Madeleine Schickedanz

Madeleine Schickedanz hat Klage gegen das Bankhaus Sal. Oppenheim und ihren ehemaligen Vermögensberater erhoben, doch jetzt scheint alles auf einen Vergleich hinauszulaufen.

(Foto: dpa)

Die Erbin ist derzeit im ärgsten Stress: Sie will retten, was einst ihr Vermögen war. Viele ihrer Immobilien hat Madeleine Schickedanz verkauft oder verpfändet, als Sicherheiten für Kredite ihrer langjährigen Kölner Hausbank Sal. Oppenheim; mit mehreren hundert Millionen Euro steht sie in der Kreide. Ausgerechnet sie, die bis vor einiger Zeit mit mehr als drei Milliarden Vermögen eine der reichsten Deutschen war. Doch das meiste davon steckte in Aktien des fallierten Handelskonzerns Arcandor, der einstigen Karstadt-Quelle AG.

Klageschrift umfasst mehr als 200 Seiten

Madeleine Schickedanz fühlt sich reingelegt, von Sal. Oppenheim und ihrem mit der Bank eng liierten Vermögensberater Josef Esch. 14 Verantwortliche von Sal. Oppenheim und der Esch-Firmen hat sie verklagt; es geht um 1,9 Milliarden Euro.

Erster Verhandlungstermin am Landgericht Köln: 18. Dezember. Bis Mitte Oktober müssen sich die Parteien erklären. Doch inzwischen ist sehr fraglich, ob es zum Prozess kommt, ob die 213 Seiten ihrer Klageschrift relevant sein werden. Wie jetzt im Millionenstreit zwischen Esch und dem früheren Arcandor-Chef Thomas Middelhoff zeichnet sich nach Informationen der Süddeutschen Zeitung auch zwischen Madeleine und ihren Opponenten eine außergerichtliche Einigung ab.

"Wir sind in Vergleichsverhandlungen, sagen aber nichts zu deren Stand, den Inhalten oder der Tendenz", erklärt ihr Anwalt Peter Rath auf Anfrage.
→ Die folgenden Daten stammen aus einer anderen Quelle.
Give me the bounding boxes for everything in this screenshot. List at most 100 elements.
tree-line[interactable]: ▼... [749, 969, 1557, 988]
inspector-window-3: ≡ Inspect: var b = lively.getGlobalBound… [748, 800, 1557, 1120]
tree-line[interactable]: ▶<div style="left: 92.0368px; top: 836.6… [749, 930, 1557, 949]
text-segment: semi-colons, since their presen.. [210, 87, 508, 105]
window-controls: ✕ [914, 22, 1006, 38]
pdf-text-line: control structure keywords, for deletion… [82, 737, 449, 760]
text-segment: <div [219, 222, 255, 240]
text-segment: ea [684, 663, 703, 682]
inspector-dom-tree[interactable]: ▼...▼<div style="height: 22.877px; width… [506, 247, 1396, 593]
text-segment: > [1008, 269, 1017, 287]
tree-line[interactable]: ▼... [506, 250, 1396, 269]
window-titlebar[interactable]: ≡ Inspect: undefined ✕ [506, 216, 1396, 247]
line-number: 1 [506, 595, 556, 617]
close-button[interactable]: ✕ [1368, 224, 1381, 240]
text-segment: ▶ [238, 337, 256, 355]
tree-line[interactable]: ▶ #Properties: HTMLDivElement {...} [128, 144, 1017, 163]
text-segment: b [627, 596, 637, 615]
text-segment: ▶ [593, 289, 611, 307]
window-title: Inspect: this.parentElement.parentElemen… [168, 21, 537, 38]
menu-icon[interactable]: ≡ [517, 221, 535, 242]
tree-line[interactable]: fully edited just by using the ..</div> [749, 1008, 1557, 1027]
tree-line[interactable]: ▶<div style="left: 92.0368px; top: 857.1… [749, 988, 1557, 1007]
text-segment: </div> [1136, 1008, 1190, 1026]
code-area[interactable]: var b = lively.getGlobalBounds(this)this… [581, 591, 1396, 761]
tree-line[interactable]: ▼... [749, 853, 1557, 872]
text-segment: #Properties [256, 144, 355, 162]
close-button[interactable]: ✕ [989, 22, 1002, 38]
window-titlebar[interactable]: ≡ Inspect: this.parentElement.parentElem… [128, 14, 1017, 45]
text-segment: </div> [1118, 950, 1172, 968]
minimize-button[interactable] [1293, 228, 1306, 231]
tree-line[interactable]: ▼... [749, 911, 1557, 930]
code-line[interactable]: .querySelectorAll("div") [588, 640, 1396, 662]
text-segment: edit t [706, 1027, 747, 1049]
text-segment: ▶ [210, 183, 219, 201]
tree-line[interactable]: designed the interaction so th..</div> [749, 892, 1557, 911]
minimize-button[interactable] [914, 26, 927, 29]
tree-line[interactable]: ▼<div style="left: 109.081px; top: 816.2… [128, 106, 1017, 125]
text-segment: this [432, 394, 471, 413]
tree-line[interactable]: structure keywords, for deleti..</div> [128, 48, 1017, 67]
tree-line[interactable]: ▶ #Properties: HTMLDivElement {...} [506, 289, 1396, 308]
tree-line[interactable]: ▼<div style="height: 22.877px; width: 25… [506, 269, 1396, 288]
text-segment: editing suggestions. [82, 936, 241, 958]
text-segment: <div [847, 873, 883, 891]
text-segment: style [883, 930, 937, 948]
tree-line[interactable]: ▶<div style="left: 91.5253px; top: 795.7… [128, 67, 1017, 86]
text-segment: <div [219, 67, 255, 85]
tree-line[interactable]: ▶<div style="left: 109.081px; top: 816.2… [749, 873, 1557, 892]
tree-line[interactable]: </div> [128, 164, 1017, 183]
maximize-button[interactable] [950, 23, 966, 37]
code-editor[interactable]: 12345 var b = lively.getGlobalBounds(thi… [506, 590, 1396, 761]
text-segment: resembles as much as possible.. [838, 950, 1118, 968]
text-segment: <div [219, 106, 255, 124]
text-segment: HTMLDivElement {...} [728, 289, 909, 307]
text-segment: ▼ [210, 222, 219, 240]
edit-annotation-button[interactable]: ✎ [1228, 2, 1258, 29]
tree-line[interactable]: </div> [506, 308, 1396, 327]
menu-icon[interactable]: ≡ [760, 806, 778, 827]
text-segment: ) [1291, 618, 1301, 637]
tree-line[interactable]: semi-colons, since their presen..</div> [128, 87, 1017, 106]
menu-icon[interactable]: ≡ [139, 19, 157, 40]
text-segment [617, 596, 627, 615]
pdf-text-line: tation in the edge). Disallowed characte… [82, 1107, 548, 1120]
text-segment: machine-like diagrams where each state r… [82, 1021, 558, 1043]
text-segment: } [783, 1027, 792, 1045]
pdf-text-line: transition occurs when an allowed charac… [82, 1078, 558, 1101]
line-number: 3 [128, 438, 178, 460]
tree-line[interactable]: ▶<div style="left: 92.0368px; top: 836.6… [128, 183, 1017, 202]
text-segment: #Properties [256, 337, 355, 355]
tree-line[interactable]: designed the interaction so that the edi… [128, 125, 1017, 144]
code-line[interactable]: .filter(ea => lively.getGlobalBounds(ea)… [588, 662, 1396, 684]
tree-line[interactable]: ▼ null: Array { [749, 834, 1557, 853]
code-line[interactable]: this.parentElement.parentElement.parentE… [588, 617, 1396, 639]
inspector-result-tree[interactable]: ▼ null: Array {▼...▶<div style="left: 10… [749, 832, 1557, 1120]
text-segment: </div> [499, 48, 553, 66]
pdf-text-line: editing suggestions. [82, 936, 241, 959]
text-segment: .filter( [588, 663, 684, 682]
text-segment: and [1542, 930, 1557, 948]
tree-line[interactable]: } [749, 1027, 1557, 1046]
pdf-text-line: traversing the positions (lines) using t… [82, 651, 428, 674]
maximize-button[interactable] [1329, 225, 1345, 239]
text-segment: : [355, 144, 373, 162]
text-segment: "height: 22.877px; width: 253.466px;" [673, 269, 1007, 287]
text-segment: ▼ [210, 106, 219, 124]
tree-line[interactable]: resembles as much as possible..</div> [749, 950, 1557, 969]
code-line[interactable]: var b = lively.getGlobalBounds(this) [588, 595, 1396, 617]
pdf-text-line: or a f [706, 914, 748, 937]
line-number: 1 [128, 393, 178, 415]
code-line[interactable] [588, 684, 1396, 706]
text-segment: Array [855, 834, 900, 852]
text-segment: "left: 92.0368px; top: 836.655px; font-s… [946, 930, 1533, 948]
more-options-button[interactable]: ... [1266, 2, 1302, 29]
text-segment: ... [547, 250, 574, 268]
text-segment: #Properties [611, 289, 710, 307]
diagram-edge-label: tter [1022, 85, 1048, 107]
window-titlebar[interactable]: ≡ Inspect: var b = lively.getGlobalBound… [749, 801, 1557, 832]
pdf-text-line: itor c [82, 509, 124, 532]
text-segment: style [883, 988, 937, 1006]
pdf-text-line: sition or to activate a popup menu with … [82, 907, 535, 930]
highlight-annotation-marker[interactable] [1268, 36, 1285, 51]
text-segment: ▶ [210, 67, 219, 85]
Sal. Oppenheim gibt an, als Bank stehe man "natürlich mit allen unseren Kunden, die mit uns sprechen wollen, im Dialog. So auch mit Frau Schickedanz". Zu Inhalten werde sich das Institut "mit Blick auf das Bankgeheimnis nicht äußern". In der Vergangenheit hatte Sal. Oppenheim mehrmals betont, "dass für uns die erhobenen Vorwürfe gegen das Bankhaus nicht nachvollziehbar sind und zurückgewiesen werden".

Einer aus den Verhandlungskreisen erklärt: "Es ist viel guter Wille auf allen Seiten erkennbar, die Sache ohne aufwendige und öffentlichkeitswirksame Prozesse zu regeln." Schickedanz kämpfe nicht mehr verbissen um jede einzelne Million, sie habe Kompromissbereitschaft signalisiert. "Ihr geht es darum, sich auf Dauer ein standesgemäßes Leben zu sichern." Im Mittelpunkt: das ihr zu gewährende "Schonvermögen". Sie wolle raus aus der Öffentlichkeit, deren Beobachtung habe sie gehasst.

Ist eine Villa mit Pool "standesgemäß"?

Was aber ist "standesgemäß"? Dazu gehören nach ihrem Verständnis Luxusimmobilien wie ihre in einen riesigen Park gebettete Villa samt Pool in Hersbruck, wo schon ihre Eltern zeitweise lebten. Auch dieses Anwesen hat die unglückliche Tochter der Versandhausgründer als Sicherheit für Kredite verpfändet, ebenso wie etliche Wohn- und Gewerbeimmobilien in München, Nürnberg, Hamburg, Bonn und eine Villa am Tegernsee mit Bootsanlegestelle.

Andere Domizile hat sie verkauft: Allein 37 Millionen Euro soll die Villa "La Müstaila" am Silvretta-Hang in St. Moritz eingebracht haben, immerhin zehn Millionen die in der Nähe gelegene Villa "God Laret". Nicht betroffen von Ausverkauf und Verpfändung sind unter anderem der offizielle Familiensitz in Fürth-Dambach und die Hazienda "La Poza" nahe der südchilenischen Stadt Osorno; Vater Gustav hatte das 850-Hektar-Landgut 1962 gekauft.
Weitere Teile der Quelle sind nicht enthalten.